We are working with a multidisciplinary team of outside legal and real estate experts with the goal of repositioning the building's finances so the City can fulfill the original goals of acquiring this property at no net cost to taxpayers. The City's strong credit rating and financial health will help us in this effort. 

I have also directed a complete overhaul of how City departments handle property because while the City does many things very well it’s clear that complicated real estate management is not always one of them. 

We cannot stay the current course on this project, and now that we know how we got here we can create a new path forward. Next week the City Council will be given several options on how to proceed to ensure we protect City employees, taxpayers, and the public.”

Late Wednesday, San Diego Mayor Kevin Faulconer released one of the three reports to council members, adding that "while the City does many things very well, it’s clear that complicated real estate management is not always one of them."

"This report could have been put on a shelf or delayed so other people would have to deal with it, but it is my responsibility to share information with the public and propose corrective actions that get to the root of the problem," a statement from Mayor Faulconer reads.

Next week, Faulconer's office says several options will be presented to the city council on "how to proceed to ensure we protect City employees, taxpayers, and the public.”

"The City will pursue all legal and financial options to recoup costs, hold accountable the contractors who worsened the building’s condition, and implement new levels of accountability throughout internal operations."

Update – July 30, 2020: After publishing this story, Mayor Kevin Faulconer released one of the three reports referenced in this article, saying it was his “responsibility to share information with the public,” and that the city of San Diego has a “very long and troubled history” of “sweeping problems under the rug, and I didn’t want that culture to persist.”

While this was said, though, the three law firms that produced these reports, along with the San Diego City Attorney’s office wrote NBC 7, indicating their belief that the station is in possession of confidential information.
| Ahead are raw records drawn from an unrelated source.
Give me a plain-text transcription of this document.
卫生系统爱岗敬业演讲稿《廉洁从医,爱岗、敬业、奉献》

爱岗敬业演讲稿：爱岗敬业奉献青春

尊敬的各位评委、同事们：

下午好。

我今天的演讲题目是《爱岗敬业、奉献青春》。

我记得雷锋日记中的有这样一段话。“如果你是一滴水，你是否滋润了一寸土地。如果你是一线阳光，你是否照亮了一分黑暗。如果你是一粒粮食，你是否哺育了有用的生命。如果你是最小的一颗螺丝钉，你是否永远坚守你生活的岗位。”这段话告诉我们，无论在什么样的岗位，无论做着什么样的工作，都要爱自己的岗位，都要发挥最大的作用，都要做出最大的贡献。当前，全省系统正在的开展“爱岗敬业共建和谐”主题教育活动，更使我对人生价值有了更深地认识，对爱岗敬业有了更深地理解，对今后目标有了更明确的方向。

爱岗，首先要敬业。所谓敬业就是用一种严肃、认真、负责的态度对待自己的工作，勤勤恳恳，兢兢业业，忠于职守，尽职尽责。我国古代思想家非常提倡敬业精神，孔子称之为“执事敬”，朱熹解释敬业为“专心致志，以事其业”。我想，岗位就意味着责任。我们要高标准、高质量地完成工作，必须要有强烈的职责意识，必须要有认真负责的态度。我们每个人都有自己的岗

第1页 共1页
All three firms have requested that we destroy any materials we are in possession of, and to stop reporting on the information within, including the two reports that the Mayor has not released publicly. We respectfully declined, citing the public’s interest in this purchase.  

Editor's Note: A previous version of this story stated the total price of the city's purchase of 101 Ash Street was $202 million. A city spokesperson clarified the $202 million amount included operational and maintenance costs in addition to lease payments over the next 20 years. The article above has been updated to reflect this.